Time complexity of array/list operations [Java, Python]
To write fast code, you must know the difference between constant and linear time array operations.
Accidentally inefficient list code with quadratic time complexity is very common and can be hard to spot, but when the list grows your code grinds to a halt.
This text takes a detailed look at the performance of basic array operations and discusses alternatives to a standard array. It also includes cheat sheets of expensive list operations in Java and Python.
Array basics
An array is the most fundamental collection data type. It consists of elements of a single type laid out sequentially in memory. You can access any element in constant time by integer indexing.

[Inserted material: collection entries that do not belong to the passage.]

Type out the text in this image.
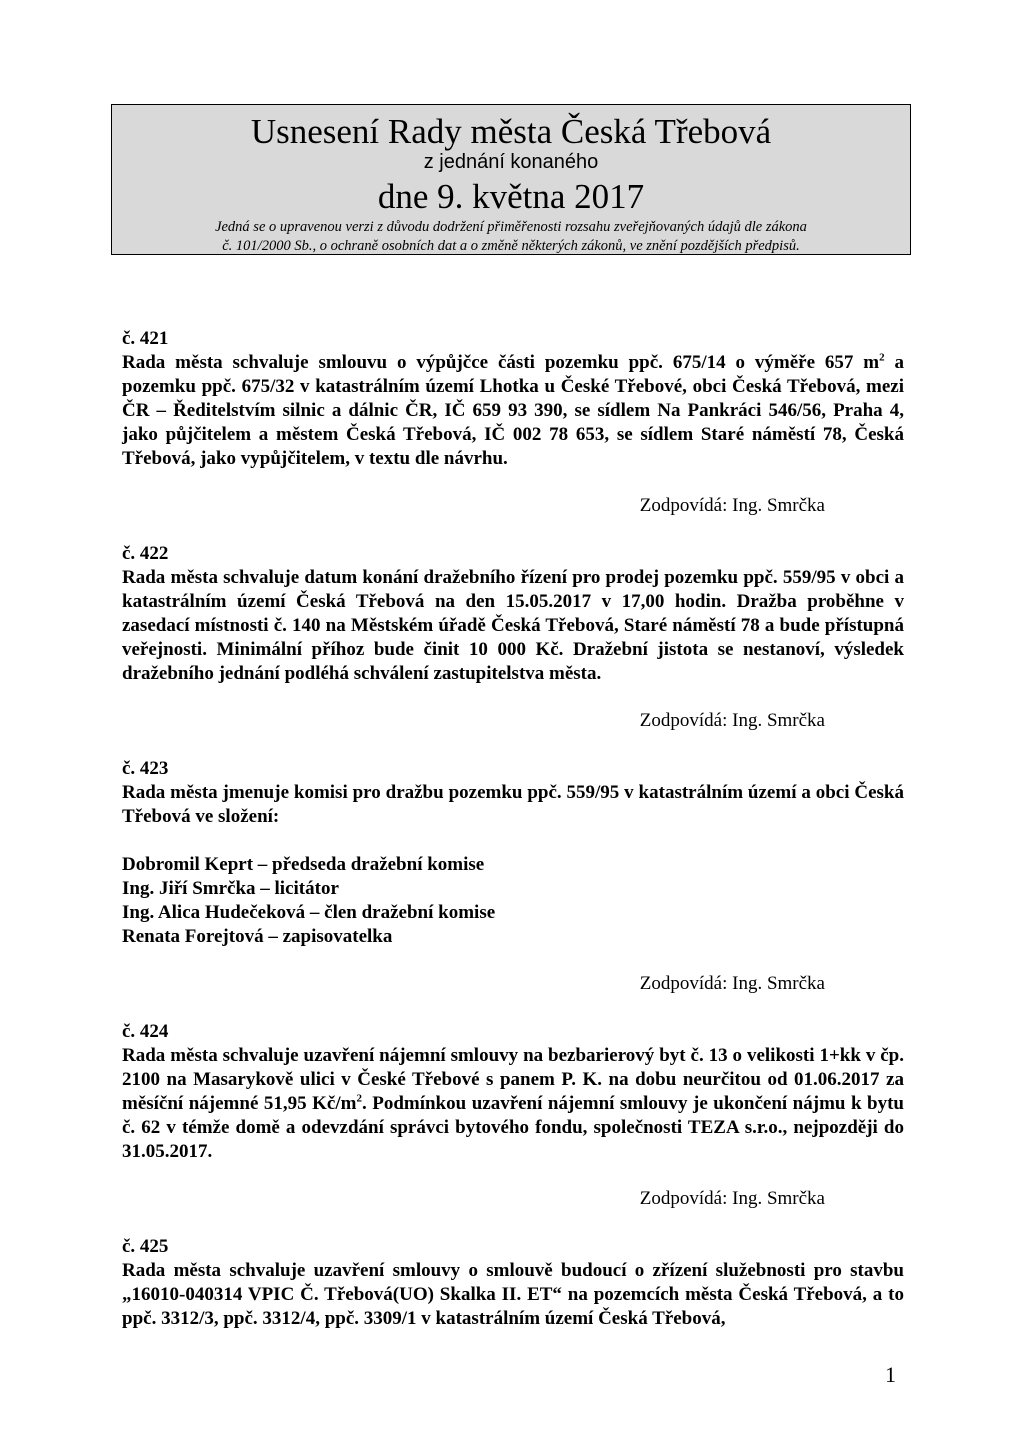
Usnesení Rady města Česká Třebová
z jednání konaného
dne 9. května 2017
Jedná se o upravenou verzi z důvodu dodržení přiměřenosti rozsahu zveřejňovaných údajů dle zákona
č. 101/2000 Sb., o ochraně osobních dat a o změně některých zákonů, ve znění pozdějších předpisů.

č. 421

Rada města schvaluje smlouvu o výpůjčce části pozemku ppč. 675/14 o výměře 657 $m^2$ a pozemku ppč. 675/32 v katastrálním území Lhotka u České Třebové, obci Česká Třebová, mezi ČR – Ředitelstvím silnic a dálnic ČR, IČ 659 93 390, se sídlem Na Pankráci 546/56, Praha 4, jako půjčitelem a městem Česká Třebová, IČ 002 78 653, se sídlem Staré náměstí 78, Česká Třebová, jako vypůjčitelem, v textu dle návrhu.

Zodpovídá: Ing. Smrčka

č. 422

Rada města schvaluje datum konání dražebního řízení pro prodej pozemku ppč. 559/95 v obci a katastrálním území Česká Třebová na den 15.05.2017 v 17,00 hodin. Dražba proběhne v zasedací místnosti č. 140 na Městském úřadě Česká Třebová, Staré náměstí 78 a bude přístupná veřejnosti. Minimální příhoz bude činit 10 000 Kč. Dražební jistota se nestanoví, výsledek dražebního jednání podléhá schválení zastupitelstva města.

Zodpovídá: Ing. Smrčka

č. 423

Rada města jmenuje komisi pro dražbu pozemku ppč. 559/95 v katastrálním území a obci Česká Třebová ve složení:

Dobromil Keprt – předseda dražební komise
Ing. Jiří Smrčka – licitátor
Ing. Alica Hudečeková – člen dražební komise
Renata Forejtová – zapisovatelka

Zodpovídá: Ing. Smrčka

č. 424

Rada města schvaluje uzavření nájemní smlouvy na bezbarierový byt č. 13 o velikosti 1+kk v čp. 2100 na Masarykově ulici v České Třebové s panem P. K. na dobu neurčitou od 01.06.2017 za měsíční nájemné 51,95 $Kč/m^2$. Podmínkou uzavření nájemní smlouvy je ukončení nájmu k bytu č. 62 v témže domě a odevzdání správci bytového fondu, společnosti TEZA s.r.o., nejpozději do 31.05.2017.

Zodpovídá: Ing. Smrčka

č. 425

Rada města schvaluje uzavření smlouvy o smlouvě budoucí o zřízení služebnosti pro stavbu „16010-040314 VPIC Č. Třebová(UO) Skalka II. ET“ na pozemcích města Česká Třebová, a to ppč. 3312/3, ppč. 3312/4, ppč. 3309/1 v katastrálním území Česká Třebová,

1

Arrays are available in all major languages.
In Java you can either use []
-notation, or the more expressive ArrayList
class.
In Python, the list data type is implemented as an array.
Performance
In general, arrays have excellent performance. To optimize array performance is a major goal of memory hardware design and OS memory management.

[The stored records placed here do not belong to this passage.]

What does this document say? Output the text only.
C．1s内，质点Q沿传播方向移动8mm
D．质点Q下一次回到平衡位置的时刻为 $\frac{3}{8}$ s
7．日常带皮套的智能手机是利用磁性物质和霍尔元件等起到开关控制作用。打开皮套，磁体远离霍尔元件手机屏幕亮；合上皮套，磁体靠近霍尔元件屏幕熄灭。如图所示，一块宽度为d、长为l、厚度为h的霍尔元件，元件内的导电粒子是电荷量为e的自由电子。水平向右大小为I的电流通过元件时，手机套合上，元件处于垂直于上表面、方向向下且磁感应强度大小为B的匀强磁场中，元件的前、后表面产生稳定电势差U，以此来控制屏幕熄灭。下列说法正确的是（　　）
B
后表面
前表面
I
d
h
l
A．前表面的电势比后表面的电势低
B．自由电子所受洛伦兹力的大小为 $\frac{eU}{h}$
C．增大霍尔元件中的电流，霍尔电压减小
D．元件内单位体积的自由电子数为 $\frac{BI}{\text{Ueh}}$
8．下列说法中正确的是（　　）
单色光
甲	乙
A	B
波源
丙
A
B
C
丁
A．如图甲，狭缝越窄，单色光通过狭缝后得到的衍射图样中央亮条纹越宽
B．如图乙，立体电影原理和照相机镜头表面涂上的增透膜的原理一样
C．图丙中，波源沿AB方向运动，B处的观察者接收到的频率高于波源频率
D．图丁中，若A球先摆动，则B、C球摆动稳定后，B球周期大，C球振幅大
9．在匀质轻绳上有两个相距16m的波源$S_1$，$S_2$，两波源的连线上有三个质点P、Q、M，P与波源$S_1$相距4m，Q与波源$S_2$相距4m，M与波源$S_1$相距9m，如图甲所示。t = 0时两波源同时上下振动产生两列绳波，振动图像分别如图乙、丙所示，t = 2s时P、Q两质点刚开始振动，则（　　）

- You can read or write a list item by referring to its index in constant time.
- However, some array operations – such as add, remove, and search – can be quite expensive, with worst-case linear time complexity.
Dynamic array
In a dynamic array, elements are stored at the start of an underlying fixed array, and the remaining positions are unused.
- If there is room left, elements can be added at the end in constant time.
- If there is no remaining positions, the underlying fixed-sized array needs to be increased in size.
Here’s a view of the memory when appending the elements 2, 7, 1, 3, 8, 4 to an initially empty dynamic array with capacity 2.
The time to append an element is linear in the worst case, since it involves allocating new memory and copying each element.
However, if we expand the array by a constant proportion, e.g. by doubling its size, the total time to insert n elements will be O(n), and we say that each insertion takes constant amortized time.
See Amortized time complexity for more on how to analyze data structures that have expensive operations that happen only rarely.
Expensive list operations
To add or remove an element at a specified index can be expensive, since all elements after the index must be shifted. The worst-case time complexity is linear.
Similarly, searching for an element for an element can be expensive, since you may need to scan the entire array.
In this Python code example, the linear-time pop(0)
call, which deletes the first element of a list,
leads to highly inefficient code:
Warning: This code has quadratic time complexity. It runs in time Θ(n2), where n is the initial length of the list
a
. This means that the program is useful only for short lists, with at most a few thousand elements.while len(a) > 0: foo = a.pop(0)
To avoid this type of performance problems, you need to know the difference between constant and linear time list operations.
Expensive Java ArrayList methods
The following ArrayList methods
operate on a subset of the elements,
but still have time complexity that depends on the size n
of the list.
Method | Worst-case time |
---|---|
add(int i, E element) |
n - i |
remove(int i) |
n - i |
removeRange(int i, int j) |
n - i |
remove(Object o) |
n |
contains(Object o) |
n |
indexOf(Object o) |
n |
lastIndexOf(Object o) |
n |
Note: add(E element)
takes constant amortized time,
even though the worst-case time is linear.
Expensive Python list operations
The following Python list operations
operate on a subset of the elements, but still have time complexity that depends on n = len(a)
.
Code | Worst-case time |
---|---|
a.insert(i, x) |
n - i |
a.pop(i) |
n - i |
del a[i] |
n - i |
del a[i:j] |
n - i |
a.remove(x) |
n |
a.index(x) |
n |
Note: a.append(x)
takes constant amortized time,
even though the worst-case time is linear.
Alternatives
No other data structure can compete with the efficiency of array indexing and array iteration. However, you may need to take a different approach if other operations are performance critical.
Maps and dictionaries
The hash table, often in the form of a map or a dictionary, is the most commonly used alternative to an array. It implements an unordered collection of key-value pairs, where each key is unique.
- Hash tables offer a combination of efficient search, add and delete operations.
- All of these operations run in expected constant time. The time complexity for the add operation is amortized.
In Java, hash tables are part of the standard library (HashSet and HashMap). Many modern languages, such as Python and Go, have built-in dictionaries and maps implemented by hash tables.
Sorted arrays
If search is important for performance, you may want to use a sorted array.
- In a sorted array, you can use binary search, which runs in worst-case logarithmic time.
- However, it can be expensive to add a new element to a sorted array: the element needs to be inserted in its right place.
The Java Arrays class contains implementations of binary search, Python offers a similar bisect algorithm, and Go also has several binary search methods.
Linked lists
If you need to repeatedly add or remove elements at the start or end of a list, you may want to consider a linked list.
- In a singly linked list you can add elements at both ends in constant time, and also remove the first element in constant time.
- In a doubly linked list, you can also remove the last element in constant time.
- However, indexing is very expensive. To find an element at a given index you need to traverse the list.
The Java LinkedList class implements a doubly linked list, Python offers a deque, and Go also has a list package.
Binary search trees
Balanced binary search trees store items in sorted order and offer efficient lookup, addition and removal of items.
- Most basic operations (e.g. add, delete, find and min) run in logarithmic time.
In Java, search trees are part of the standard library (TreeSet and TreeMap), while Python and Go don’t support them out of the box.